Farming for life, or pharmed to death?
Capital Press - Capital Press (subscription) - Sep 22, 2006
If it weren’t for America’s foolhardy War on Drugs, there would be no question at all. For eons, herbs have been successfully cultivated for a wide variety of medicinal uses. The line between farmer and healer - or shaman - should be blurry. More than any other factor, what defines the traditional farmer is not the size of his land, but his role in life and death… Biologics, which describes a class of drugs derived from biological material, makes up a growing percentage of pharmaceuticals. Currently they are produced through genetically engineered animals, but the expense and inefficiency of this production method has spawned plant-derived biologics instead.
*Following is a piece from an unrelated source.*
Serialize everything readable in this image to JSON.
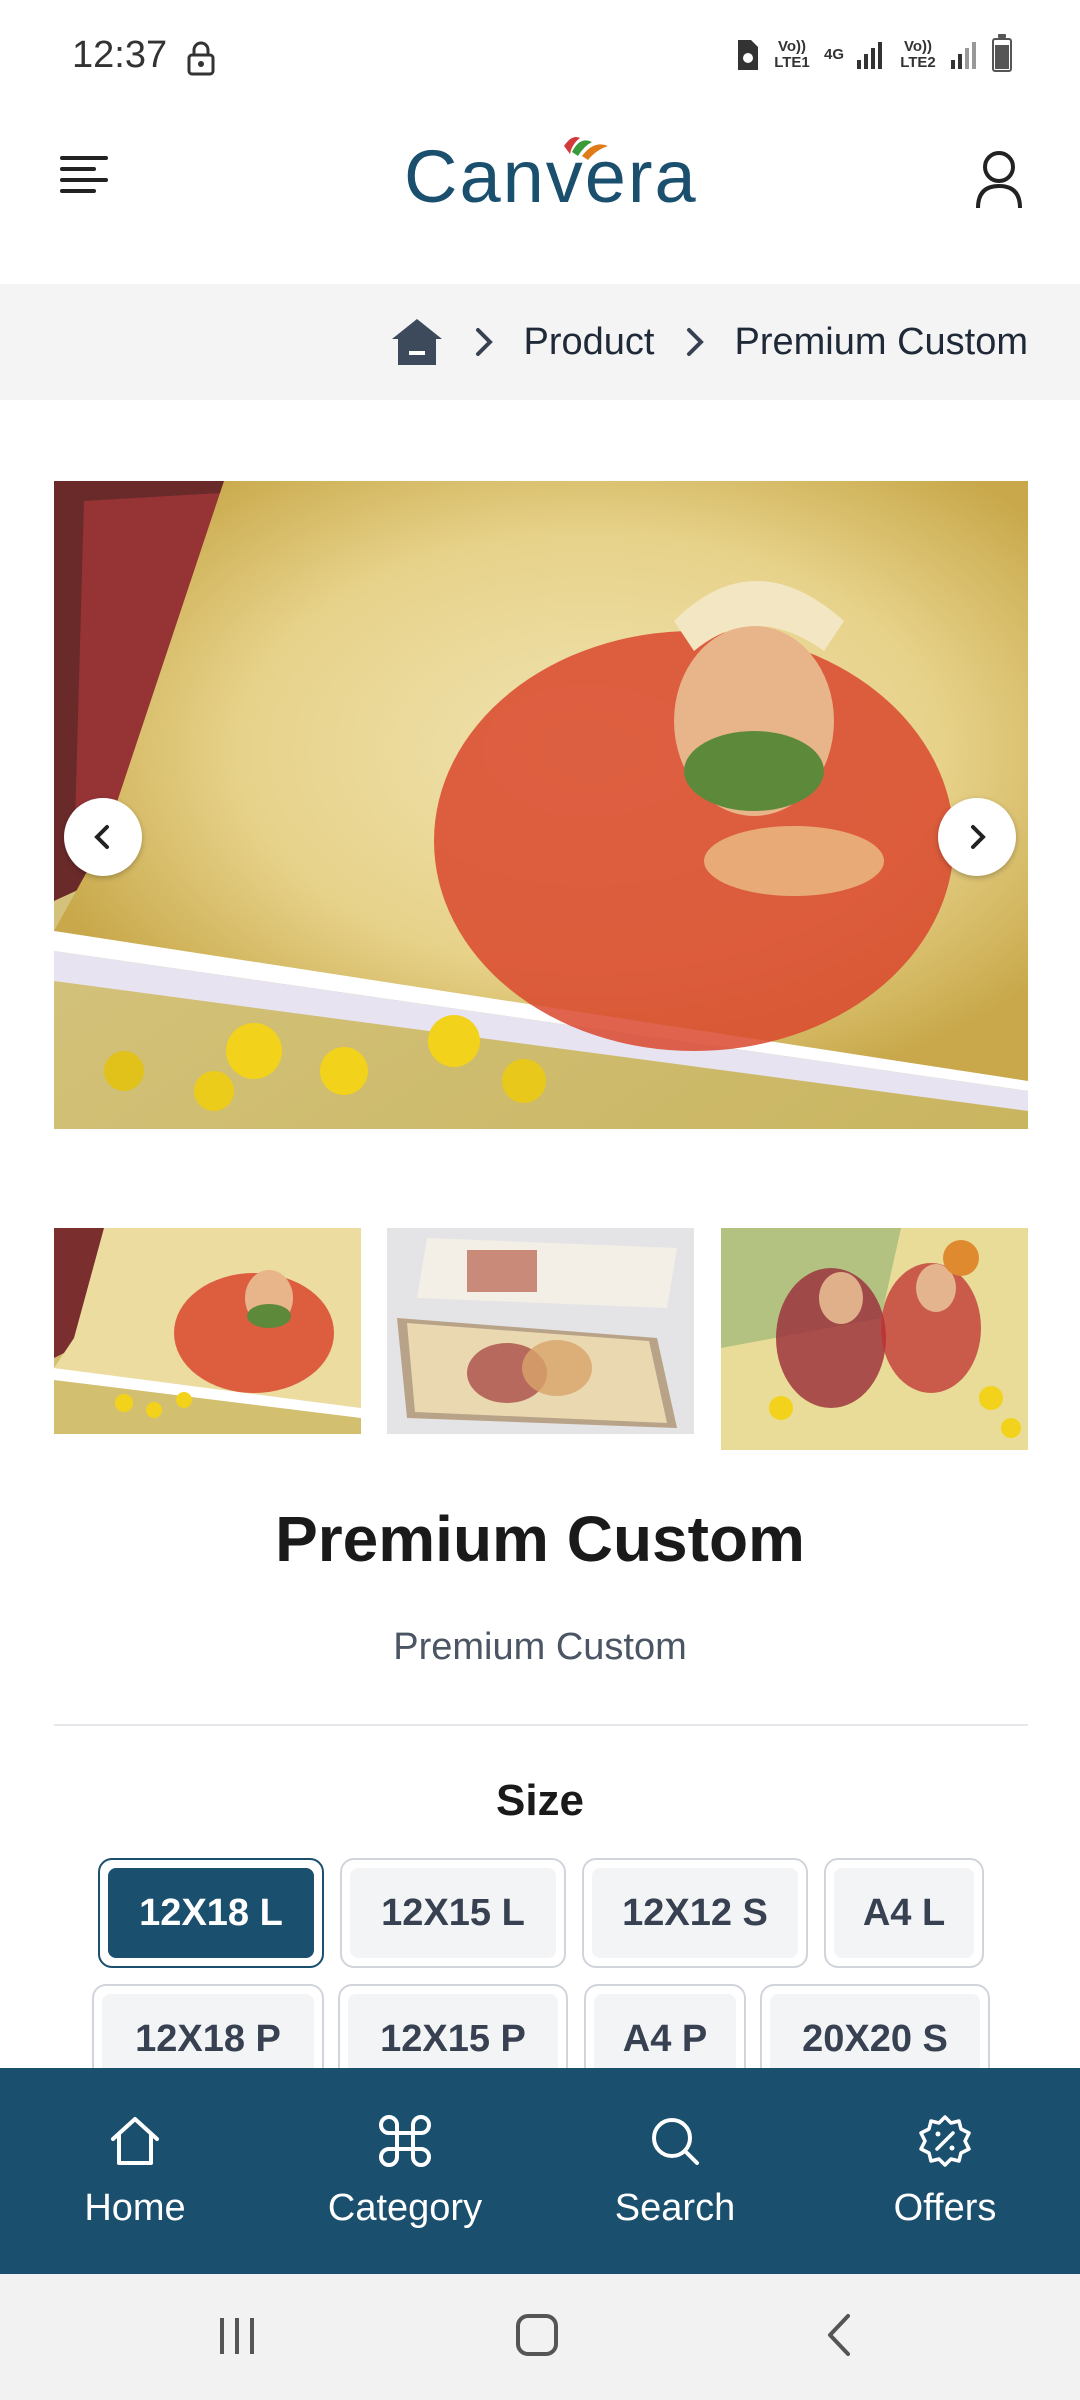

In “Biohazards: The Next Generation? Genetically Engineering Crop Plants That Manufacture Industrial and Pharmaceutical Proteins,” Brian Tokar says concerns go beyond the familiar cross-pollination issues: “We may soon see biologically active enzymes and pharmaceuticals, usually only found in nature in minute quantities - and usually biochemically sequestered in very specialized regions of living tissues and cells - secreted by plant tissues on a massive commercial scale. ” By now we have an all-too-long list of failures to contain genetically engineered crops. And though plant-derived pharmaceuticals aren’t even on the market yet, their containment is already a problem. In 2002, ProdiGene’s pharma-corn, containing an experimental pig vaccine, contaminated soybeans in Iowa and Nebraska. New regulations were then put in place, prompting Monsanto to announce its departure from the biopharming industry.